Today’s appointment went well. My cervix has been deemed stable from when we first went into alarming mode. According to beloved Dr. Ralston, stability is a good thing. It’s a success in part because thirty weeks is that much further along than twenty-six, but also because the fear is that once a cervix behaves incompetently, you worry that it’s just going to get worse and worse until a total shitstorm ensues. My cervix, while incompetent, has maintained the same baseline level of incompetence. I think of it as the difference between hiring someone who seems kind of ineffectual at first and then descends into disaster such that you have to fire him, and someone who skates by at a substandard level, but is never so egregiously awful as to merit dismissal. My cervix, for now, is behaving more like the latter. It could change its mind and start huffing paint or running off to Uzbekistan with the next hottie it meets, but for now it’s bumbling along. Huzzah!
So I asked Dr. Ralston if he wanted to see me again, and if he wanted to see my cervix again. He said that he did not want to see my cervix (the first time a man has turned down that offer, let me tell you!), but he did want to see me, hopefully when I come in to deliver a healthy baby! And, because I’ve made it to thirty weeks, I no longer have to submit to the ultrasound dildo! Now I can just have awkward manual exams (hopefully not involving the excruciating speculum) like any normal pregnant woman. Essentially, the high risk folks don’t feel the need to see me again unless something changes: contractions, cramping, discharge (sorry!), etc. Although of course they’re there if I have any questions or concerns–something at which I tend to excel. Don’t worry. The ultrasound tech asked today if Herr Husband and I were doctors because of our excessive questioning, use of jargon, and adamance that we speak to the attending, not just the fellow. She did not mean it as a compliment.
Now, let’s be clear. It’s not like I’ve been downgraded to the normal pregnancy pool. I’m still on bedrest until I hit full-term (with some possible slight easing around 34 weeks; i.e., sitting in a chair for occasional meals). I still get my progesterone shots. Everyone is glad I got ‘roids and is ready to do a rescue dose should the need arise. I still need to be very aware of what my body is doing. But stable is good. Getting a woman who delivered her last baby at twenty-seven weeks five days to thirty weeks is good.

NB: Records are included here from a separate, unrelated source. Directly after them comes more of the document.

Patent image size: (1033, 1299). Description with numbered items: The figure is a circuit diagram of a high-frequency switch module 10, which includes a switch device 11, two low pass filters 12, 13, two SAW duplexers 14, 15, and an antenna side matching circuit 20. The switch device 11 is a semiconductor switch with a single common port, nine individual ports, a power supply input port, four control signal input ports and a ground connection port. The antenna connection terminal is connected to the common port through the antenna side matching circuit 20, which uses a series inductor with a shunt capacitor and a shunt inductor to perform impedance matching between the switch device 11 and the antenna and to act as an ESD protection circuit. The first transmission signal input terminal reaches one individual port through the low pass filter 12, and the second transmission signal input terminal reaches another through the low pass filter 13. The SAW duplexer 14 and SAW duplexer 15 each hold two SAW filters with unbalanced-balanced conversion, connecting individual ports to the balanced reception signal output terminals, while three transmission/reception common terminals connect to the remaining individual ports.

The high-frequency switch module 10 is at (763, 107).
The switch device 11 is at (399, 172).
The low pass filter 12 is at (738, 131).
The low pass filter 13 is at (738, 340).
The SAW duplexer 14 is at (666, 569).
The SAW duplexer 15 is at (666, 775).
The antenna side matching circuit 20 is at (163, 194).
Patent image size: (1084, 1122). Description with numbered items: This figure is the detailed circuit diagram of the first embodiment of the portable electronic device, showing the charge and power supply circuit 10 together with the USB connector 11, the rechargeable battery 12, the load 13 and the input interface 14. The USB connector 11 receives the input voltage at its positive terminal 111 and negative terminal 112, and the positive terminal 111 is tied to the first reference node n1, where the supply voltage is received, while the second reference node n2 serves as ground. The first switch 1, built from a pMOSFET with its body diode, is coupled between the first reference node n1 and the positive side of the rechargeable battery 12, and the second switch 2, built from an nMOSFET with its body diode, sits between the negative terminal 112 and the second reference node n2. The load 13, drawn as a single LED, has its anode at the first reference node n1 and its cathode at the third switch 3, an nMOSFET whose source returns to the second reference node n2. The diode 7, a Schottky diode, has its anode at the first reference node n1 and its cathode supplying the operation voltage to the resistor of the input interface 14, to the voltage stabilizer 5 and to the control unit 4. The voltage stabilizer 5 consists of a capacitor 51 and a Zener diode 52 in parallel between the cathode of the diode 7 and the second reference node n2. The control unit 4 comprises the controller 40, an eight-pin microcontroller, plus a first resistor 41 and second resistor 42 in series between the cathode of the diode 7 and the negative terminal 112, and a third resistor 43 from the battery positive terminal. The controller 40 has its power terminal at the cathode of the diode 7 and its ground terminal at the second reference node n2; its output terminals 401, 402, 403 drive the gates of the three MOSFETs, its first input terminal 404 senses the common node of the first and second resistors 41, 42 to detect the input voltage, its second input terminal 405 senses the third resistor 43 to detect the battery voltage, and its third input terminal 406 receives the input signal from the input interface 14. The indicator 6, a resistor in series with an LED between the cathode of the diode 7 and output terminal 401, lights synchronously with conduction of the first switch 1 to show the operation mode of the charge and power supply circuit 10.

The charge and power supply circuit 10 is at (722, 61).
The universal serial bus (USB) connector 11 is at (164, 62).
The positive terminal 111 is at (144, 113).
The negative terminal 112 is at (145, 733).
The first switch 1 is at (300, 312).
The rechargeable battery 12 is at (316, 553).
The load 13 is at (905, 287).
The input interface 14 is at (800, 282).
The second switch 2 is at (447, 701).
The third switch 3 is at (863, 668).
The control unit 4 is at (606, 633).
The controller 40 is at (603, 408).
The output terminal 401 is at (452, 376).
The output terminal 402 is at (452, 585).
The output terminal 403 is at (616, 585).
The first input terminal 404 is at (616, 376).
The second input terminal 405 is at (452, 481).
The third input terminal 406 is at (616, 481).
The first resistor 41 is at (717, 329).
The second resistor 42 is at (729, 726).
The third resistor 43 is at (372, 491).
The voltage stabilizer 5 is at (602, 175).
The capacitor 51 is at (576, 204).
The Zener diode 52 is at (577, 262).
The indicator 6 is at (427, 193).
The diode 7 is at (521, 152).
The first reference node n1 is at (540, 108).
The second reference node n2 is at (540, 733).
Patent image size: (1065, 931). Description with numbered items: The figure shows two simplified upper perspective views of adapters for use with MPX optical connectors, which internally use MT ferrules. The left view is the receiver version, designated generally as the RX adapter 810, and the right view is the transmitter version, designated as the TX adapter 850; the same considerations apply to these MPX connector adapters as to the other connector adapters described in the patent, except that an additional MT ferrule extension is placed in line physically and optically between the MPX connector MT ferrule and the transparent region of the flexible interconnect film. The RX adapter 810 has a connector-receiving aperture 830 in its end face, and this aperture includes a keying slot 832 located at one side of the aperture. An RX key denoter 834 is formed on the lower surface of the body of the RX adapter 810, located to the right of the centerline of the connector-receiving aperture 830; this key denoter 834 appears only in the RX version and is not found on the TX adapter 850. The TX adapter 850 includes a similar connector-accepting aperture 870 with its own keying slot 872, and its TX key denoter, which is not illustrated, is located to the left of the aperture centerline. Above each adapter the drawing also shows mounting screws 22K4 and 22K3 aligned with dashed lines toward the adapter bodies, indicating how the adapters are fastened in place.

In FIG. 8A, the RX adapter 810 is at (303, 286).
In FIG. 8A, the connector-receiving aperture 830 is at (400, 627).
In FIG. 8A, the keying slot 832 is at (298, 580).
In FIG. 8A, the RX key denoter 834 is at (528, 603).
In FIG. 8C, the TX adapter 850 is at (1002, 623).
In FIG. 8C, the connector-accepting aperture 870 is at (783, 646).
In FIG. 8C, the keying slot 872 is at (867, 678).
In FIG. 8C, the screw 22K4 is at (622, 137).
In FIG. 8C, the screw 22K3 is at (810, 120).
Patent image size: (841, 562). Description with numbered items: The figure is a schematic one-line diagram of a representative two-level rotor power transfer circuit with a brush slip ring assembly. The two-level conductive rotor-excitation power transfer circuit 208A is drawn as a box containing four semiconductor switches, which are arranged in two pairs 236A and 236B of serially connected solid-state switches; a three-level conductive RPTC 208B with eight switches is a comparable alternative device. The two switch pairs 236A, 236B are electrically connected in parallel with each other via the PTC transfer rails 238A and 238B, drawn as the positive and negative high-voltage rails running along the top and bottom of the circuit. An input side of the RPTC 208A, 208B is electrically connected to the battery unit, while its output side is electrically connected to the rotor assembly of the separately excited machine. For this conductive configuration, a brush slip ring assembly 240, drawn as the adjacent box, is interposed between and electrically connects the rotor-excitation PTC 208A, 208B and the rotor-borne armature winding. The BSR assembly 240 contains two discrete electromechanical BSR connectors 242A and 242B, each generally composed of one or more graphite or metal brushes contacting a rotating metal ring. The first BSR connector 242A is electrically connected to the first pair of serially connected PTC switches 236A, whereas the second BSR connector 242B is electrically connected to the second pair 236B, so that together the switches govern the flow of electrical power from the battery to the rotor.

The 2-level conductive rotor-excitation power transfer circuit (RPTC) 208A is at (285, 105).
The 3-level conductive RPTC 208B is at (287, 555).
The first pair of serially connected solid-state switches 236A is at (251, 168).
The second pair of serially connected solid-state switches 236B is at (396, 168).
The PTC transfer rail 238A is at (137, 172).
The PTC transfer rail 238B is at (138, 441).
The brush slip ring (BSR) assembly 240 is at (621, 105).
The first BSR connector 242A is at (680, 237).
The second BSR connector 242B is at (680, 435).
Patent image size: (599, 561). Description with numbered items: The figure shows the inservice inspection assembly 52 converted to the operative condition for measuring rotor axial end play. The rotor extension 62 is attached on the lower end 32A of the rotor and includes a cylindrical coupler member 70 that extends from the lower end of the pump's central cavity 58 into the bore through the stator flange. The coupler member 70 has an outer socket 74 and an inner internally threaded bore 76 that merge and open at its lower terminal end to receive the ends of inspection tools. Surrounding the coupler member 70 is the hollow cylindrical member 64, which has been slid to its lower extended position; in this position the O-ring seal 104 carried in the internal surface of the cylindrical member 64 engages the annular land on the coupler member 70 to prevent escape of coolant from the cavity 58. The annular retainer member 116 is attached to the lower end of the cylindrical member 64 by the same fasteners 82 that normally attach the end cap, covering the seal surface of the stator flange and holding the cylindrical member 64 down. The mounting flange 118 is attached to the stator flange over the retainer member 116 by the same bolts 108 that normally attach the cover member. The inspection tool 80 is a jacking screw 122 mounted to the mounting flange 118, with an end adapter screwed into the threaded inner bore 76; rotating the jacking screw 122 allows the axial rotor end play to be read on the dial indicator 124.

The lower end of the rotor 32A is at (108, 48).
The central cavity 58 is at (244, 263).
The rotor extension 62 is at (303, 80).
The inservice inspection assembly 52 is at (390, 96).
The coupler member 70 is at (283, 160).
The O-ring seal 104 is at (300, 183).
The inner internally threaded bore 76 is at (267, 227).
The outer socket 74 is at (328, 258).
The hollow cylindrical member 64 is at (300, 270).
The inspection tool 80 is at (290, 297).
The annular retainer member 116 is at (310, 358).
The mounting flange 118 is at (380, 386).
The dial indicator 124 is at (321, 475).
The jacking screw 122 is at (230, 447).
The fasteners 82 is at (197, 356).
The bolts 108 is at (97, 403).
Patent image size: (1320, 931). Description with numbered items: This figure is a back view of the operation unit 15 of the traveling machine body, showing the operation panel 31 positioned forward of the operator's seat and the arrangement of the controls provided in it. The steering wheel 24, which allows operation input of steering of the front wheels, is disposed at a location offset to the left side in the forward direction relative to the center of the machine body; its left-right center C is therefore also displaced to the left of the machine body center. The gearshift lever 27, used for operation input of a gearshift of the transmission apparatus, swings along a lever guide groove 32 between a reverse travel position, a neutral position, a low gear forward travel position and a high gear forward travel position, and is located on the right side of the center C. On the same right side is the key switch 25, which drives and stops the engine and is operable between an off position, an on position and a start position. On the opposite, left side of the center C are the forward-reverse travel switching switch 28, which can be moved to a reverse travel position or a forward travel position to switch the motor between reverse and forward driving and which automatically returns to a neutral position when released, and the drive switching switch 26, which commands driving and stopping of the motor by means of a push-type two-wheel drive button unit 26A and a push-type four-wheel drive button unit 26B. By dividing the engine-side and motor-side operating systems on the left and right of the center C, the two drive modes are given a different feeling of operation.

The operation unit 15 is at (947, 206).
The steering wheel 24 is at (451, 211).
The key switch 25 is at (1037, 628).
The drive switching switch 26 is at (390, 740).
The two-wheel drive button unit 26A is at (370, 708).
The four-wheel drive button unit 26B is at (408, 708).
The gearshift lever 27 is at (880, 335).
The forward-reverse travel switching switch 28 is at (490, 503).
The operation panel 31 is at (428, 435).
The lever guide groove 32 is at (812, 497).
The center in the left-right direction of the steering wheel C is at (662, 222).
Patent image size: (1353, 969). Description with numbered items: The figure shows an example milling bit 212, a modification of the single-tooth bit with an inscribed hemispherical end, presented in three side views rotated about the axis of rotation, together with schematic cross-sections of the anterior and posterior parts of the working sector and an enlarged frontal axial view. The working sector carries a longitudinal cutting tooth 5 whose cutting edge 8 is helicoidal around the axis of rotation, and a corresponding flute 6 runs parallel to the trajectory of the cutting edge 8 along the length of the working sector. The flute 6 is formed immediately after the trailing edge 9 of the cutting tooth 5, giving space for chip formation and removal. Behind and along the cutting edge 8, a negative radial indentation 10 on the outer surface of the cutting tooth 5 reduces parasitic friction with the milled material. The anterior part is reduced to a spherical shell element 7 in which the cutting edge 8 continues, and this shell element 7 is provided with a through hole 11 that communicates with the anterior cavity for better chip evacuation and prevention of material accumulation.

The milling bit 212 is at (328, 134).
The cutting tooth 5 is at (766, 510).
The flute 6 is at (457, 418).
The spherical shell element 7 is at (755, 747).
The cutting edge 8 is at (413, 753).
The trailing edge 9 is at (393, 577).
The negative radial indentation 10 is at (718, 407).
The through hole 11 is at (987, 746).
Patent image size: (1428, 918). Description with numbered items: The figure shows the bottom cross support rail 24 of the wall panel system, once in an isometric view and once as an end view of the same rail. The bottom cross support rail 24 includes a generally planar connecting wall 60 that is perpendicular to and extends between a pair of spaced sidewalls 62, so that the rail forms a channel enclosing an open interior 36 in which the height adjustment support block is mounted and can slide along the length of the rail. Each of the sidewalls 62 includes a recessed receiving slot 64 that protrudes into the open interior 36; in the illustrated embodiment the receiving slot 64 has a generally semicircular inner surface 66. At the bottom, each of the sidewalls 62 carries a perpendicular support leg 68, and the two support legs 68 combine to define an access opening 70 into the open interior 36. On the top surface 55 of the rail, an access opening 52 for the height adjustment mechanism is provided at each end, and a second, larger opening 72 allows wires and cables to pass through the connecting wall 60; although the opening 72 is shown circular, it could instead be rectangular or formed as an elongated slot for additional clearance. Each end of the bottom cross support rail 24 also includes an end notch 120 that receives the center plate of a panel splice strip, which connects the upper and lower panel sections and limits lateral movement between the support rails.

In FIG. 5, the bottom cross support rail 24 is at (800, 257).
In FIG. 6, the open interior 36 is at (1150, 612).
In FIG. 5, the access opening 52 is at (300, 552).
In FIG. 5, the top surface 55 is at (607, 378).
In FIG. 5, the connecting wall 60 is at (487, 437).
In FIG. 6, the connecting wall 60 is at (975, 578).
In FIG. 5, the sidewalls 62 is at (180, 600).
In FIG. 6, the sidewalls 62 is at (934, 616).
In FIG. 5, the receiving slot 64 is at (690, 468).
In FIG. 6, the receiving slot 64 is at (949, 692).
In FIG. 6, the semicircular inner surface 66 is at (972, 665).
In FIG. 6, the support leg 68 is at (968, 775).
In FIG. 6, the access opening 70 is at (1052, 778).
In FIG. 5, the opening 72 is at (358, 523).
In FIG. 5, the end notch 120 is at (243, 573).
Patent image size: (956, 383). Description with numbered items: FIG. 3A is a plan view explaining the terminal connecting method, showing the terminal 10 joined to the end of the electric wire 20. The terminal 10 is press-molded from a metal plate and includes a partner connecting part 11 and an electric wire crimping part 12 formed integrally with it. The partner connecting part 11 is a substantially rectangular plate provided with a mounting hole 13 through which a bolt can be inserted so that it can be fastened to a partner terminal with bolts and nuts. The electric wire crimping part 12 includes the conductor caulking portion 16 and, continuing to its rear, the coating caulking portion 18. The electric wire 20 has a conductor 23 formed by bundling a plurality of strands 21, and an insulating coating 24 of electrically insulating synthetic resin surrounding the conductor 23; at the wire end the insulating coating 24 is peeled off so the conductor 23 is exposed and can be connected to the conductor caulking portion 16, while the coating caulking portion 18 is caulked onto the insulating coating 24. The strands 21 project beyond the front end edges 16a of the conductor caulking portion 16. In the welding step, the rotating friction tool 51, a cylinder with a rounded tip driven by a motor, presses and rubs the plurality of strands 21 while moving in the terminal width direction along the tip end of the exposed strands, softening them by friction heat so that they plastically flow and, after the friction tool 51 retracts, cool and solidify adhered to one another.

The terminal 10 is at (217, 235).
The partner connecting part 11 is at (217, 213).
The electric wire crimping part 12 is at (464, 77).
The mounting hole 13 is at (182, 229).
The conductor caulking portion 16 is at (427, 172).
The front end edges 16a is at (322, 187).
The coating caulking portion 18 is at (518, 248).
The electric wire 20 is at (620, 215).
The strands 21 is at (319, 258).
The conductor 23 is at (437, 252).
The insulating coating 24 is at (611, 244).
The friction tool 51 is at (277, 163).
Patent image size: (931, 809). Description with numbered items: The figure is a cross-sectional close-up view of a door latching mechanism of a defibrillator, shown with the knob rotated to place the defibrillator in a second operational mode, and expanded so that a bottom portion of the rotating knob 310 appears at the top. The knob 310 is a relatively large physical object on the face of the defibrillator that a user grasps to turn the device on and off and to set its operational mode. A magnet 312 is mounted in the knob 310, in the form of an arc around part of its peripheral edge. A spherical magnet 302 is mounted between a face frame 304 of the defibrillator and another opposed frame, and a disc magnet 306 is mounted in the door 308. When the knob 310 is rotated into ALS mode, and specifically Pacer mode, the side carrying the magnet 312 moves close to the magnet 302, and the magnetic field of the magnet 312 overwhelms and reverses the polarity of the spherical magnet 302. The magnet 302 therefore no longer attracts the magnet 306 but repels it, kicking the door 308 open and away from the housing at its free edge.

In other goods, bestie Mo returned from the Left Coast to pay us a visit! (Well, us and her family for, you know, Thanksgiving). We enjoyed a lovely evening of swapping stories, a call from bestie Mrs. Huxtable, discussing my cervix (I don’t have that many other stories these days), and gabbing about her life and work in LA. And of course, Das Big Boy hijinks. Das Big Boy, who has not seen Mo since June, did not respond with the “Bye-bye!” with which he usually greets guests, but was thrilled to see her. He introduced her to chimpanzee cook-offs, “Fee-Fi-Fo-Fum, I smell an English muffin,” and hiding.
It was delightful.
Happy Thanksgiving, one and all. I’ll check in tomorrow for the big thirty weeks, but you might have better things to do. May we all have so much for which we are thankful, and may we all remember to feel truly grateful for it.